I suppose as the show now officially becomes called HALFWAY TO MAYBE, formerly Reflections, that’s what this piece is about.
Nobody handed me a certificate. I just decided, one fairly unremarkable afternoon, that I probably knew what I was doing. More or less. And I’ve been making glorious wins and f**k ups ever since.
Self-belief, I’ve come to think, is not the thing it’s sold as. It’s not a switch you find and flip. It’s not a destination you arrive at and then unpack your bags. It’s more like, and forgive me for a photographic cliché, it’s more like a photograph you’re still developing.
You can see something emerging, something that looks like it might be good, but you’re not entirely sure yet, and the worst thing you can do is pull it out too early and ruin it by undercooking it.
What I do know is that the moments I’ve trusted my own instincts, even when they’ve made no obvious sense, those have been the moments I’m most glad of.
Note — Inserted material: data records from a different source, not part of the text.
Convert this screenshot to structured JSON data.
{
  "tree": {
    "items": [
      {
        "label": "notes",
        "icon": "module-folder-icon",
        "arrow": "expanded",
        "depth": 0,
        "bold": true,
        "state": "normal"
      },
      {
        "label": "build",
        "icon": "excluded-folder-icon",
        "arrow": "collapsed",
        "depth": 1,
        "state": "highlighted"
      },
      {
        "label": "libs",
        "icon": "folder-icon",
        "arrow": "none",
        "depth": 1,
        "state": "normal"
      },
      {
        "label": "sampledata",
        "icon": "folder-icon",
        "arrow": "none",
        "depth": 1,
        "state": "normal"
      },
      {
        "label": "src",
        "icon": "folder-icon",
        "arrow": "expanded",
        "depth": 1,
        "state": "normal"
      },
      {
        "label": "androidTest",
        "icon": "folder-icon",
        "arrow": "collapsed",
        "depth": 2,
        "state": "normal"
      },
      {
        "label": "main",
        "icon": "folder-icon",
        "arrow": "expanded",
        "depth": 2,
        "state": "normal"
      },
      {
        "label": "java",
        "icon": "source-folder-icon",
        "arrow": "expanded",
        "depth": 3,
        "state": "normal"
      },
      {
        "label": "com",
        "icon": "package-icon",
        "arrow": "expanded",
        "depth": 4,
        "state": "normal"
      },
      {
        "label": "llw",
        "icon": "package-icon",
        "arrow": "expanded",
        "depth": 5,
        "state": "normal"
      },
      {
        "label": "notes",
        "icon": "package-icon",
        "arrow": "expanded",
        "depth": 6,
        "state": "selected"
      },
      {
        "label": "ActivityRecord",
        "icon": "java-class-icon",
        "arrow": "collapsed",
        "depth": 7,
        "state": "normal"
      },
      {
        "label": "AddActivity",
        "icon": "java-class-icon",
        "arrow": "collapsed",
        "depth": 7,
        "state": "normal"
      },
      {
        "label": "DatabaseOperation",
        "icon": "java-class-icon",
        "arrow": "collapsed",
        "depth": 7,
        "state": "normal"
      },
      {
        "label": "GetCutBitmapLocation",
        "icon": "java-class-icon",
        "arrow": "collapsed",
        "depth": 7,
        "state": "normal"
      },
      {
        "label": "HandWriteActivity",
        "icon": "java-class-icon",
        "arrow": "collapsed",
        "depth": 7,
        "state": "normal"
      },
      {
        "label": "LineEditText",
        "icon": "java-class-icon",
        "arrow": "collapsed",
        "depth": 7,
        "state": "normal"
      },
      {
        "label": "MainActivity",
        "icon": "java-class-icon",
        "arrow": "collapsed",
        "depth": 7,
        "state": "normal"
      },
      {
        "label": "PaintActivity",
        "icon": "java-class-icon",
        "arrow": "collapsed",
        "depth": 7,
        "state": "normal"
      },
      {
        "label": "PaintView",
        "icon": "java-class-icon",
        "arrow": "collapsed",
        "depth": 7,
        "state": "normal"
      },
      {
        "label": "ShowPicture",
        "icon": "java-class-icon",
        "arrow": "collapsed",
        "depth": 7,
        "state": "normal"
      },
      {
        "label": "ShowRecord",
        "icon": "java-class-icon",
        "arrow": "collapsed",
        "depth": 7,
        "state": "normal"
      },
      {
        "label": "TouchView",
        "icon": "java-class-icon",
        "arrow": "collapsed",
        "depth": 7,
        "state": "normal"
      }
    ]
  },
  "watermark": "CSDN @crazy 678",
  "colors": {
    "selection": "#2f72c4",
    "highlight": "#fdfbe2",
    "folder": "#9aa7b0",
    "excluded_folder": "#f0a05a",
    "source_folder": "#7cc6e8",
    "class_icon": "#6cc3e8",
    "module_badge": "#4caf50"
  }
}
Not always because they worked out brilliantly, because honestly, sometimes they didn’t. But because they were genuinely mine.
A very good friend of mine, you know who you are, and I know you’ll be listening, because I shamelessly told you this was partly about you today, has just parted company with his full-time, pay-me-at-the-end-of-the-month, company-pension life.
His last day at the firm ended with a short laptop exchange, like something out of a Bond movie where he hands the detonation codes over to the person stroking an evil-looking feline, in exchange for a modest whip round from the office, and a Marks and Spencer’s sandwich, and then, he was gone, wondering what the f-stop he’d just done. It’s similar to a story of mine I might share one day, the only suited job I’d ever had.
But he’s free. Free now to go his own way, in his case, creativity. I think there’s a sense of wonder and awe that he’s now his own boss, mixed with the terrifying realisation that he could end up hunched over a sticky table in some Montmartre café that smells of Gauloises and existential dread, surrounded by other people who used to have pensions, all nursing a single glass of house red, collectively bemoaning the fact that nobody understands their art, and at least one of them is seriously considering whether an ear is a price worth paying for posterity.
That eight-year-old in the Sunday School negotiation didn’t have a strategy. He just knew, somewhere, that this particular path wasn’t his. And he said so, repeatedly, until someone believed him. Or got tired of arguing. Either way.
I’m still doing more or less the same thing, just with better vocabulary and occasionally a decent lens.
As for go your own way, there is a slight aside to this. It’s the name of a Fleetwood Mac song from the album Rumours, which my first real love bought for me the day we split.
You never forget that first heartache, do you? Like a first exquisite red wine, that first exquisitely painful heartbreak will never be tasted with equal palpable feeling. She’d marked that track on the album sleeve with a thick black marker pen, which at the time seemed rather gratuitously cruel to me. Perhaps uncalled for.
I didn’t take the record out of the sleeve for a long, long time, but when I did, out came a note, which had the words, ‘I still believe in you, now you just need to believe in yourself too.”